Book stores are filled with unoriginal ideas; trust me: I have become more and more disappointed over the years in bookstores as I look for original minds expressing themselves. Of course, I have read tens of thousands of books by now – willingly! – and so it’s harder to read something ‘new’. Once you see that object with all the different attributes, you know underneath it’s the same object.
It gets harder to stretch the mind with new ideas when the same old ones simply change their clothing now and then. Some even change gender – and these days, without intending to offend anyone – there are so many genders. When I grew up there were only 3 around me (most people only recognized 2).
Technology, business… pretty much the same object re-use concept. It’s boring. Everyone is out there building better mousetraps, and yet no one seems to know what to do with all the mice.
In my lifetime, the global population has doubled.
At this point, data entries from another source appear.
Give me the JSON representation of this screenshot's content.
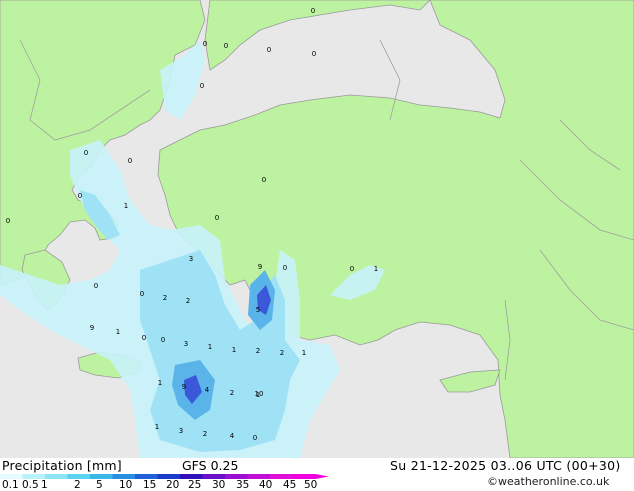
{
  "footer": {
    "title": "Precipitation [mm]",
    "model": "GFS 0.25",
    "valid_time": "Su 21-12-2025 03..06 UTC (00+30)",
    "credit": "©weatheronline.co.uk"
  },
  "legend": {
    "ticks": [
      "0.1",
      "0.5",
      "1",
      "2",
      "5",
      "10",
      "15",
      "20",
      "25",
      "30",
      "35",
      "40",
      "45",
      "50"
    ],
    "colors": [
      "#e6fbff",
      "#b9f1fb",
      "#8ee4f7",
      "#5cd2f2",
      "#3ab8e8",
      "#2a8ee0",
      "#2060d8",
      "#1a3ac8",
      "#3010b8",
      "#6a10c8",
      "#9a10d0",
      "#c010d8",
      "#e010d8",
      "#f000e0"
    ]
  },
  "colors": {
    "land": "#bdf2a0",
    "sea": "#e8e8e8",
    "border": "#a0a0a0",
    "precip_light": "#c8f2fb",
    "precip_mid": "#9fe2f5",
    "precip_heavy": "#5ab4ea",
    "precip_core": "#3a58d8"
  },
  "map": {
    "value_labels": [
      "0",
      "0",
      "0",
      "0",
      "0",
      "0",
      "0",
      "0",
      "1",
      "0",
      "0",
      "0",
      "3",
      "0",
      "9",
      "0",
      "0",
      "0",
      "0",
      "1",
      "2",
      "2",
      "9",
      "0",
      "1",
      "0",
      "1",
      "3",
      "1",
      "2",
      "5",
      "2",
      "1",
      "10",
      "1",
      "9",
      "4",
      "2",
      "1",
      "1",
      "3",
      "2",
      "4",
      "0"
    ]
  }
}
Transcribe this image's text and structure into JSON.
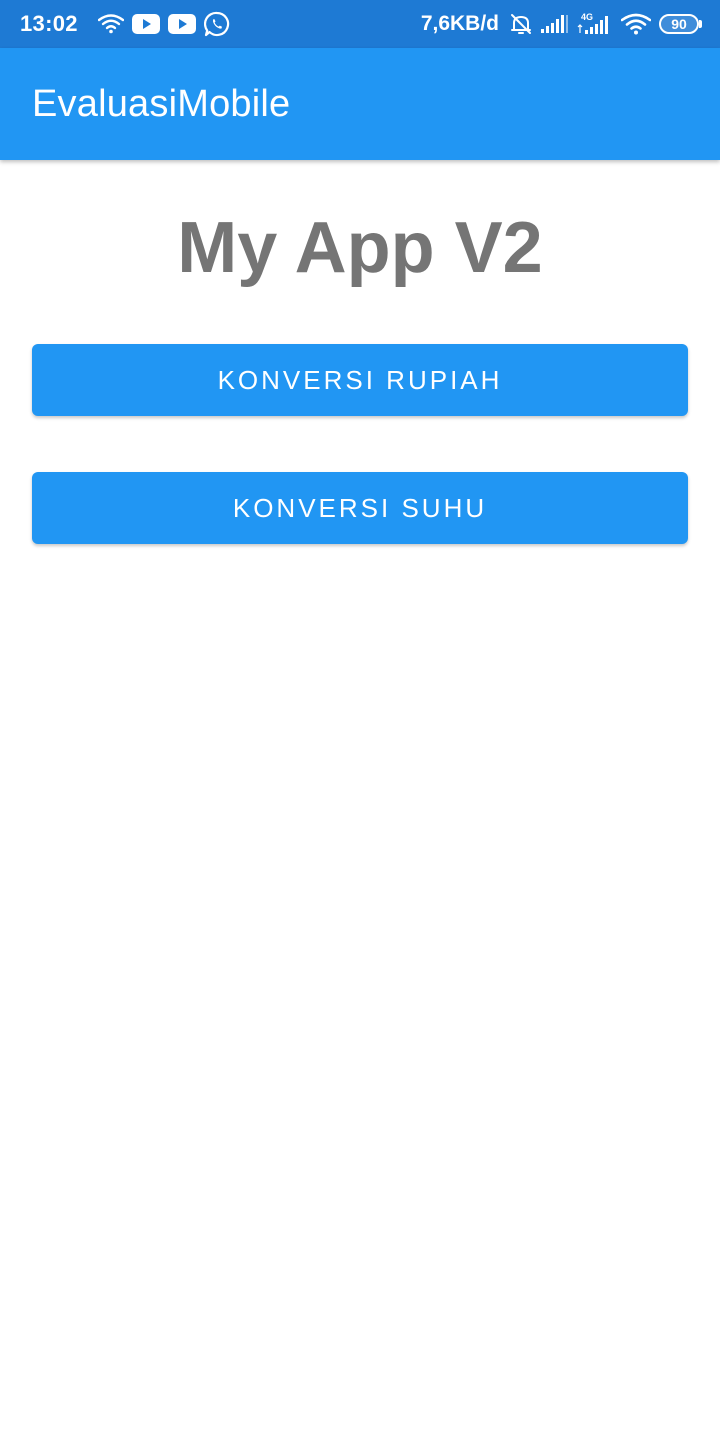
{
  "status_bar": {
    "time": "13:02",
    "network_speed": "7,6KB/d",
    "network_type": "4G",
    "battery_level": "90",
    "left_icons": [
      "wifi-icon",
      "youtube-icon",
      "youtube-icon",
      "whatsapp-icon"
    ],
    "right_icons": [
      "alarm-off-icon",
      "signal-icon",
      "signal-4g-icon",
      "wifi-icon",
      "battery-icon"
    ]
  },
  "app_bar": {
    "title": "EvaluasiMobile",
    "color": "#2196f3"
  },
  "main": {
    "heading": "My App V2",
    "buttons": [
      {
        "label": "KONVERSI RUPIAH"
      },
      {
        "label": "KONVERSI SUHU"
      }
    ]
  },
  "colors": {
    "status_bar": "#1e7ad4",
    "primary": "#2196f3",
    "heading_text": "#757575",
    "background": "#ffffff"
  }
}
This means that the diversity of the planet as far as humans go has risen exponentially. And yet, everyone reads the same books (if they bother), watches the same movies and television shows, listens to the same music…
And in a world of such wealth in diversity, it’s so hard to find originality. It’s out there, of course, but it’s certainly hard to break out of the algorithmic frameworks social media has been building oh so quietly for such a short period of time.
When we write our memories to our brains we write them twice. Yet we remember as we see the event, and how we see that event is subject to all sorts of biases.
First, we lie to ourselves – and we do it for a variety of reasons, most notably self-enhancement. And then we are lied to by our biases and how we receive information, and our biases are based on like-mindedness, on whether we as individuals are in the in-group or the out-group – even when we perceive ourselves to always be in the in-group.
Critical thought is supposed to be a part of all of this, guarding us from biased inputs or at least letting us stamp them as being potentially biased. In the broad strokes it doesn’t seem to, in the broad strokes it seems to fail even when individuals and groups experience cognitive dissonance. In individuals it’s part of life, but in groups it can be downright frightful.
We not only lie to ourselves, we allow ourselves to be lied to. We even encourage it, seeking out things that prop up our biases. This is why many reformed addicts talk about ‘hitting rock bottom’ – where they reach a point that self-deception can no longer be done, when facts rip away the armor of self-deception. Some trade one self-deception with another so that they don’t feel alone.
This is the foundation upon which we build our institutions. Democracy, as great as it is in theory, fails here (as do all other ideologies) not because of some sinister agenda of a group but because of self-deception. Where there could be dissenting opinion from dissenting perspective, we label the ‘other side’ as wrong and paint them with a broad brush. This is why committees rarely come up with anything innovative and are great ways to waste time – because of the commonality required to be a part of the group.
And this is why we fail to live up to the standards we give ourselves. We’re crappy witnesses to our own deeds.